The following code creates the same reproducible results (except the timings)

library(mlr)
library(parallel)
library(parallelMap)

# Load data
data(Soybean, package = "mlbench") 

# Initialize paralelllization
parallelStartSocket(cpus = 2)

# Prepare data, task, learner
soy = createDummyFeatures(Soybean, target = "Class")
tsk = makeClassifTask(data = soy, target = "Class")
ho = makeResampleInstance("Holdout", tsk)
tsk.train = subsetTask(tsk, ho$train.inds[[1]])

lrn = makeLearner("classif.xgboost", nrounds = 10)

# Prepare for hyperparametar tuning
ps = makeParamSet(makeNumericParam("eta", 0, 1))
tc = makeTuneControlMBO(budget = 1)

# Turn off excessive output
configureMlr(show.info = FALSE, show.learner.output = FALSE)

# Tune parameters
suppressMessages({

  set.seed(123456, "L'Ecuyer-CMRG")
  clusterSetRNGStream(iseed = 123456)
  tr1  = tuneParams(lrn, tsk.train, cv2, acc, ps, tc)

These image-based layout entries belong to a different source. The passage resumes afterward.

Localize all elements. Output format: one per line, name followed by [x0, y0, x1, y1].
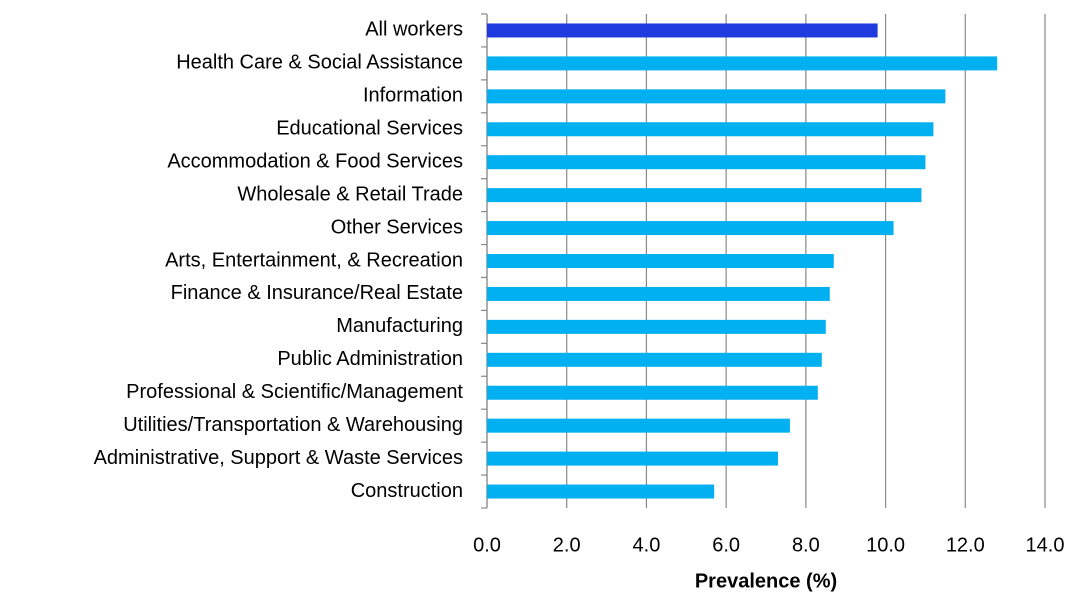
bar	[487, 89, 946, 104]
bar	[487, 23, 878, 38]
x-tick-label: 14.0	[1026, 534, 1065, 556]
x-tick-label: 12.0	[946, 534, 985, 556]
bar	[487, 385, 818, 400]
y-tick-label: Administrative, Support & Waste Services	[94, 447, 463, 469]
y-tick-label: Professional & Scientific/Management	[126, 381, 463, 403]
x-tick-label: 8.0	[792, 534, 820, 556]
x-tick-label: 10.0	[866, 534, 905, 556]
y-tick-label: Information	[363, 85, 463, 107]
bar	[487, 451, 778, 466]
y-tick-label: Public Administration	[277, 348, 463, 370]
x-tick-label: 6.0	[712, 534, 740, 556]
bar	[487, 352, 822, 367]
bar	[487, 155, 926, 170]
bar	[487, 188, 922, 203]
y-tick-label: Utilities/Transportation & Warehousing	[123, 414, 463, 436]
y-tick-label: Manufacturing	[336, 315, 463, 337]
y-tick-label: Accommodation & Food Services	[167, 150, 463, 172]
x-tick-label: 0.0	[473, 534, 501, 556]
bar	[487, 254, 834, 268]
y-tick-label: Other Services	[331, 216, 463, 238]
y-tick-label: Arts, Entertainment, & Recreation	[165, 249, 463, 271]
y-tick-label: Educational Services	[276, 118, 463, 140]
x-tick-label: 4.0	[633, 534, 661, 556]
bar	[487, 56, 998, 71]
bar	[487, 319, 826, 334]
bar	[487, 221, 894, 236]
y-tick-label: All workers	[365, 19, 463, 41]
y-tick-label: Construction	[351, 480, 463, 502]
x-axis-title: Prevalence (%)	[695, 570, 837, 592]
y-tick-label: Wholesale & Retail Trade	[237, 183, 463, 205]
y-tick-label: Finance & Insurance/Real Estate	[171, 282, 463, 304]
bar	[487, 122, 934, 137]
bar	[487, 286, 830, 301]
bar	[487, 418, 790, 433]
x-tick-label: 2.0	[553, 534, 581, 556]
y-tick-label: Health Care & Social Assistance	[176, 52, 463, 74]
bar	[487, 484, 715, 499]
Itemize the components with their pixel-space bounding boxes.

  set.seed(123456, "L'Ecuyer-CMRG")
  clusterSetRNGStream(iseed = 123456)
  tr2  = tuneParams(lrn, tsk.train, cv2, acc, ps, tc)

})

parallelStop()

What did I change? I also set the local seed. Why? Because it's not only about the seeding on the parallel processes. Also the seeding on the main machine is important as it influences eg. the resampling (which is drawn on the master).

2
votes

It does make a difference whether one uses parallelism based on forked processes (multi-core, not available on Windows) or on separate processes with socket communication. For multi-core parallelism, it is sufficient to set the seed and RNG kind before parallelStart() to get same random numbers with every call:

library(parallelMap)

suppressMessages({
    set.seed(123456, "L'Ecuyer-CMRG")
    parallelStartMulticore(cpus = 2)
    r1 <- parallelMap(runif, rep(3, 2))
    parallelStop()

    set.seed(123456, "L'Ecuyer-CMRG")
    parallelStartMulticore(cpus = 2)
    r2 <- parallelMap(runif, rep(3, 2))
    parallelStop()
})
all.equal(r1, r2)
#> [1] TRUE

For socket based parallelism we can make use of parallel::clusterSetRNGStream() after parallelStart() as mentioned in GitHub issue:

library(parallelMap)

suppressMessages({
    parallelStartSocket(cpus = 2)
    parallel::clusterSetRNGStream(iseed = 123456)
    r1 <- parallelMap(runif, rep(3, 2))
    parallelStop()

    parallelStartSocket(cpus = 2)
    parallel::clusterSetRNGStream(iseed = 123456)
    r2 <- parallelMap(runif, rep(3, 2))
    parallelStop()
})
all.equal(r1, r2)
#> [1] TRUE

This should also work with your real problem, although I have not tested it.